Making the brownie batter for the Almond Joy cake.

Make the brownie layer: Combine 1 box brownie mix, 2/3 cup vegetable oil, 3 tbsp whole milk, and 2 large eggs. Pour into a greased 9-inch pan. Bake at 350°F for 22 to 25 minutes.

Making the coconut layer for the cake.

Make the coconut layer: Melt 2 tbsp butter in a saucepan, then add 2 cups sweetened finely shredded coconut flakes, ¾ cup granulated sugar, 3 tbsp almond flour, 2¼ cup whole milk, and 3 tbsp cornstarch. Stir until bubbly and thick.

Pouring the coconut mixture over the brownies.

Chill: Allow both the brownies and the coconut mixture to cool to room temperature, then pour the coconut filling over the brownies. Chill in the fridge for at least an hour, so the coconut layer sets.

Making the chocolate topping.

Melt the chocolate: Melt 6 oz. dark chocolate, and 1½ tsp coconut oil using the double boiler method on the stovetop or the microwave until smooth.

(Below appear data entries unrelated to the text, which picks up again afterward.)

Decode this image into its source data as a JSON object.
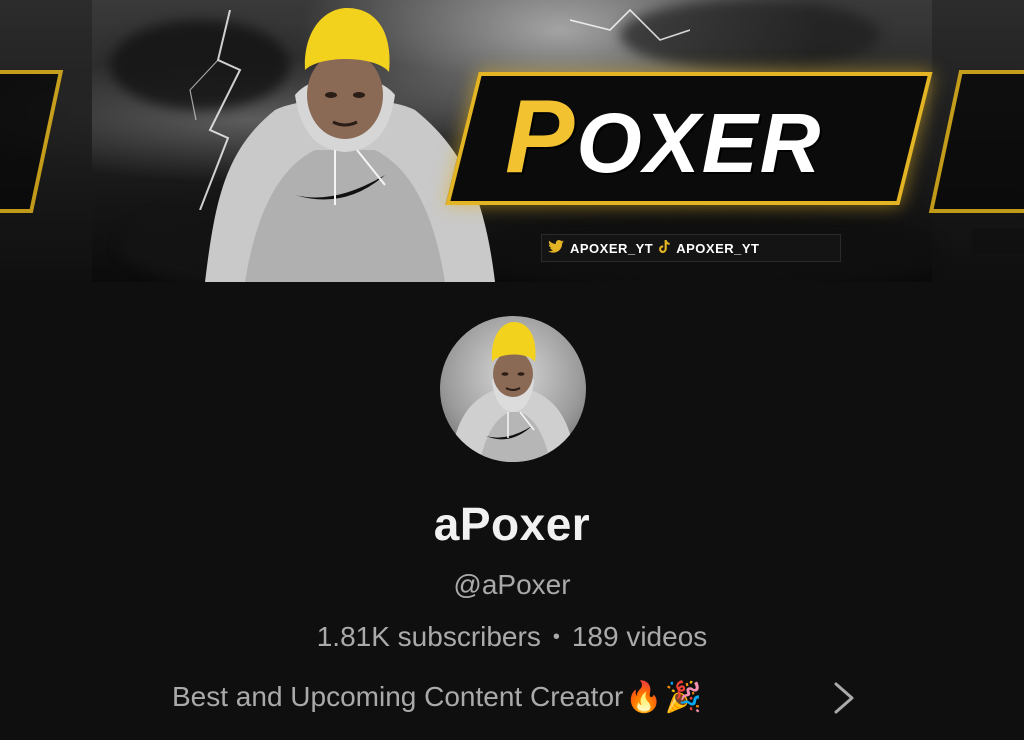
{
  "banner": {
    "logo_first_letter": "P",
    "logo_rest": "OXER",
    "twitter_handle": "APOXER_YT",
    "tiktok_handle": "APOXER_YT",
    "accent_color": "#e3b423"
  },
  "channel": {
    "name": "aPoxer",
    "handle": "@aPoxer",
    "subscribers": "1.81K subscribers",
    "separator": "•",
    "videos": "189 videos",
    "description": "Best and Upcoming Content Creator",
    "description_emojis": [
      "🔥",
      "🎉"
    ]
  },
  "icons": {
    "twitter": "twitter-icon",
    "tiktok": "tiktok-icon",
    "chevron": "chevron-right-icon"
  }
}
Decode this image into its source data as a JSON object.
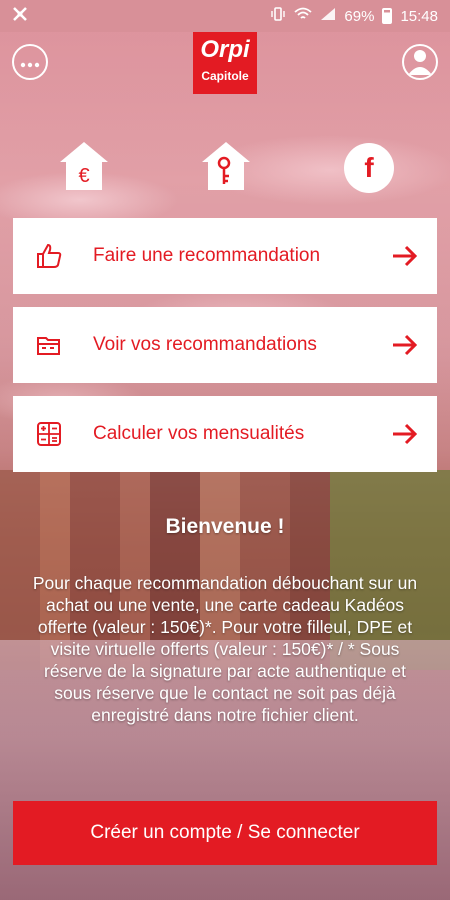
{
  "status_bar": {
    "battery": "69%",
    "time": "15:48"
  },
  "header": {
    "logo_brand": "Orpi",
    "logo_sub": "Capitole",
    "menu_icon": "more-dots-icon",
    "profile_icon": "user-profile-icon"
  },
  "quick_actions": {
    "euro_icon": "house-euro-icon",
    "key_icon": "house-key-icon",
    "facebook_label": "f"
  },
  "actions": [
    {
      "label": "Faire une recommandation",
      "icon": "thumbs-up-icon"
    },
    {
      "label": "Voir vos recommandations",
      "icon": "folder-open-icon"
    },
    {
      "label": "Calculer vos mensualités",
      "icon": "calculator-icon"
    }
  ],
  "welcome": {
    "title": "Bienvenue !",
    "text": "Pour chaque recommandation débouchant sur un achat ou une vente, une carte cadeau Kadéos offerte (valeur : 150€)*. Pour votre filleul, DPE et visite virtuelle offerts (valeur : 150€)* / * Sous réserve de la signature par acte authentique et sous réserve que le contact ne soit pas déjà enregistré dans notre fichier client."
  },
  "cta": {
    "label": "Créer un compte / Se connecter"
  },
  "colors": {
    "brand_red": "#e31b23",
    "card_bg": "#ffffff"
  }
}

Knife cutting a slice of Almond Joy chocolate cake with almonds.

Garnish the cake: Pour the melted chocolate over the cake, then sprinkle with 1/3 – 1/2 cup sliced almonds around the top perimeter. Allow to set before slicing and enjoy.

How to Store

This almond joy cake will keep in the fridge for about 4 days. Be sure to store it tightly wrapped in plastic or an airtight container. Bring it close to room temperature before slicing. (I do not recommend freezing this cake.)

Close up slice of Almond Joy cake.

Serving Suggestions

This Almond Joy dessert is best served at room temperature, as the coconut layer and chocolate layer will harden quite a bit in the fridge.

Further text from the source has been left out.